PETER MACKAY is a writer, academic and broadcaster. He has a PhD from Trinity College, Dublin, and has written widely on contemporary Scottish and Irish literature, as well as Scottish Gaelic literature. Originally from the Isle of Lewis, he now lives in Edinburgh.

Beyond my mother’s house on the Isle of Lewis – the house I grew up in – the tarmac gives way to a peat road, holed and stony, which bends out of sight over a hill past the standing stones of Stein-a-Cleit, the remains of an Iron Age settlement or tomb: no one has definitively identified what it was. Past the stones are open moor and lochs for ten miles, an expanse uninhabited till the stretched-out settlements on the east of the island: miles of heather, bog, bog-cotton, the hint of deer, the insistent summer hum and haze of cleg and midgie. Apart from the transatlantic jets passing overhead – the stark skies are rarely without at least one fading tendril of jet-smoke – there are few signs of modernity.

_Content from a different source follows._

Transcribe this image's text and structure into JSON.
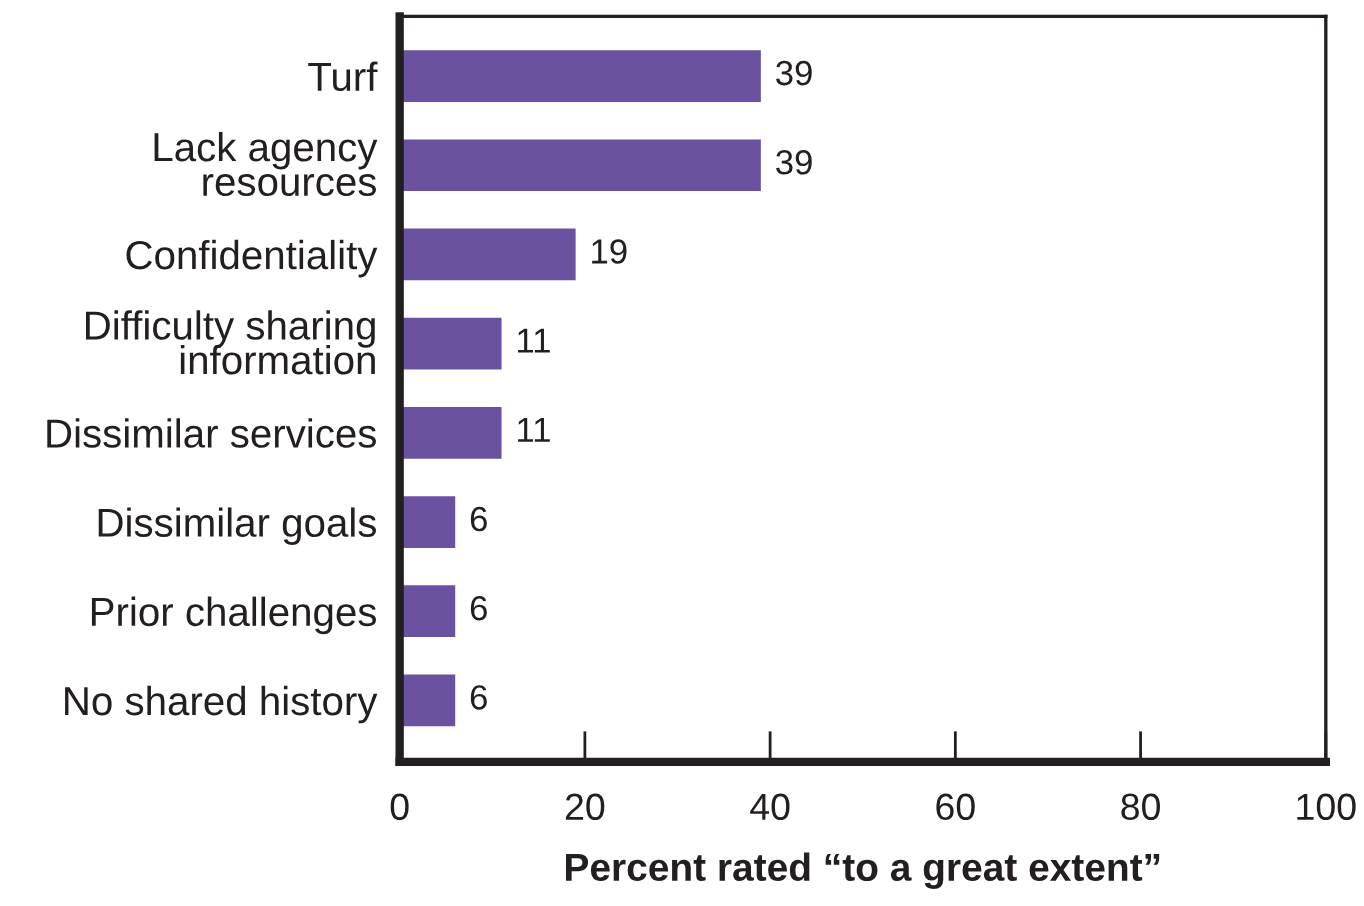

But this is an utterly created landscape. Over millennia, the great forest of Lewis was burned, the peat stripped down metres; the land is now veined through by peat banks, with the traces of àirighean (the sheilings used in the transhumance of previous generations) and flattened, corroded hulks of metal, all that remain of the Hillman Imps, caravans and grocers’ vans dragged or driven last century to be left to rot there, while serving as a shelter during each summer’s peat-cutting. Occasionally, the blade of a tairisgeir will still cut through the skeleton of a bird, preserved in the peat, a boned cave or shell of air; very occasionally now, as the moor passes out of common or frequent use.

Lewis is a place of many languages – the names and nouns are relics and scorings of different cultures: Norse, Gaelic, Scottish, Anglo-Saxon. And it is a place of many departures: its seas and horizons are wide and wild, luxuriously seductive and then terrifying in their changeability.

It is now sixteen years since I lived on Lewis; I have been a confirmed urbanite in Glasgow, Barcelona, Dublin, Belfast and now Edinburgh, and doubt how much I am still part of the idealised trans-historical place of summer I have just described, and how much it is part of me.